Era un tipo alto y corpulento, con una frente que le penetraba el cuero cabelludo, cara redonda, bigotes, lentes intocables y, cuentan, una constante predisposición a charlar, a explicar, a contar. Le decían “El Químico” porque estudió esa ciencia, porque como obrero curtidor sabía de ácidos, y por fabricante de “caños”. También le decían “El Griego” por su apellido heleno, y además le decían “El Viejo” porque en ese otoño que olía a golpe de Estado tenía 46 años, contra una o dos décadas menos que sus compañeros de mesa. “Yo no le conocí mujeres al Griego, pero era jodón, divertido”, dice Alonso, intentando no hacer un bronce de su amigo. “Y al mismo tiempo era estudioso, ¡nos hacía estudiar!. Y si no entendíamos, teníamos que preguntarle y nos explicaba mil veces hasta entender. El Negro Raimundo era igual.”
Nos contaba hace tiempo Luis Avellino, dueño de un pequeño taller metalúrgico en Gerli, que fue él quien vinculó a Blajaquis con el peronismo. Porque El Griego era del PC hasta fines del 55, cuando opinó que ante los bombardeos a la Plaza de Mayo había que formar milicias; lo expulsaron o se fue. Un cimbronazo para su formación marxista. A partir de allí fue como una bisagra: precisó de dos superficies para sentirse útil. Una superficie, los trabajadores peronistas; la otra, la teoría marxista. Fue parte de la resistencia peronista contra “la Libertadora” y contra las ambigüedades democráticas posteriores.

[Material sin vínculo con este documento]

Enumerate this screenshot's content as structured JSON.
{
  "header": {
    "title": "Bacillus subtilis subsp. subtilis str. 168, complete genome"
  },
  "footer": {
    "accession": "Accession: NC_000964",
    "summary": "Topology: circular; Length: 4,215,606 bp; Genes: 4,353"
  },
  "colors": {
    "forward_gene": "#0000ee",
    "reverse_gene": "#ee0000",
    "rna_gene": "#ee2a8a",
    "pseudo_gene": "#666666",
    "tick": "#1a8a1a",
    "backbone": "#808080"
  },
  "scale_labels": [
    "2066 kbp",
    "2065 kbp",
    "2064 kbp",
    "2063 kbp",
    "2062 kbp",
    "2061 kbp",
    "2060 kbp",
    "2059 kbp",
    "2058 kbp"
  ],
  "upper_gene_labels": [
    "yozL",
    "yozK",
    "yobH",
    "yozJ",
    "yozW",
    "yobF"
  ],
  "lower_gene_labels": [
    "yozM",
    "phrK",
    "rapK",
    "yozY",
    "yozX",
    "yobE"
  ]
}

Una de sus crisis la padeció en su propio trabajo: los obreros estaban en conflicto y tiraron algún producto químico en los engranajes de una máquina; Blajaquis reaccionó contra ellos y lo trataron de alcahuete del patrón. En su intimidad sabía que lo defendía porque colaboraba financieramente con su partido.
Un rato después de los disparos en La Real, Blajaquis murió en el Hospital Fiorito, producto de una “herida de bala en tórax”, tal como firmó el doctor José Rodríguez Giménez. Eran las 0.40 del 14 de mayo. Los tres asesinatos están impunes.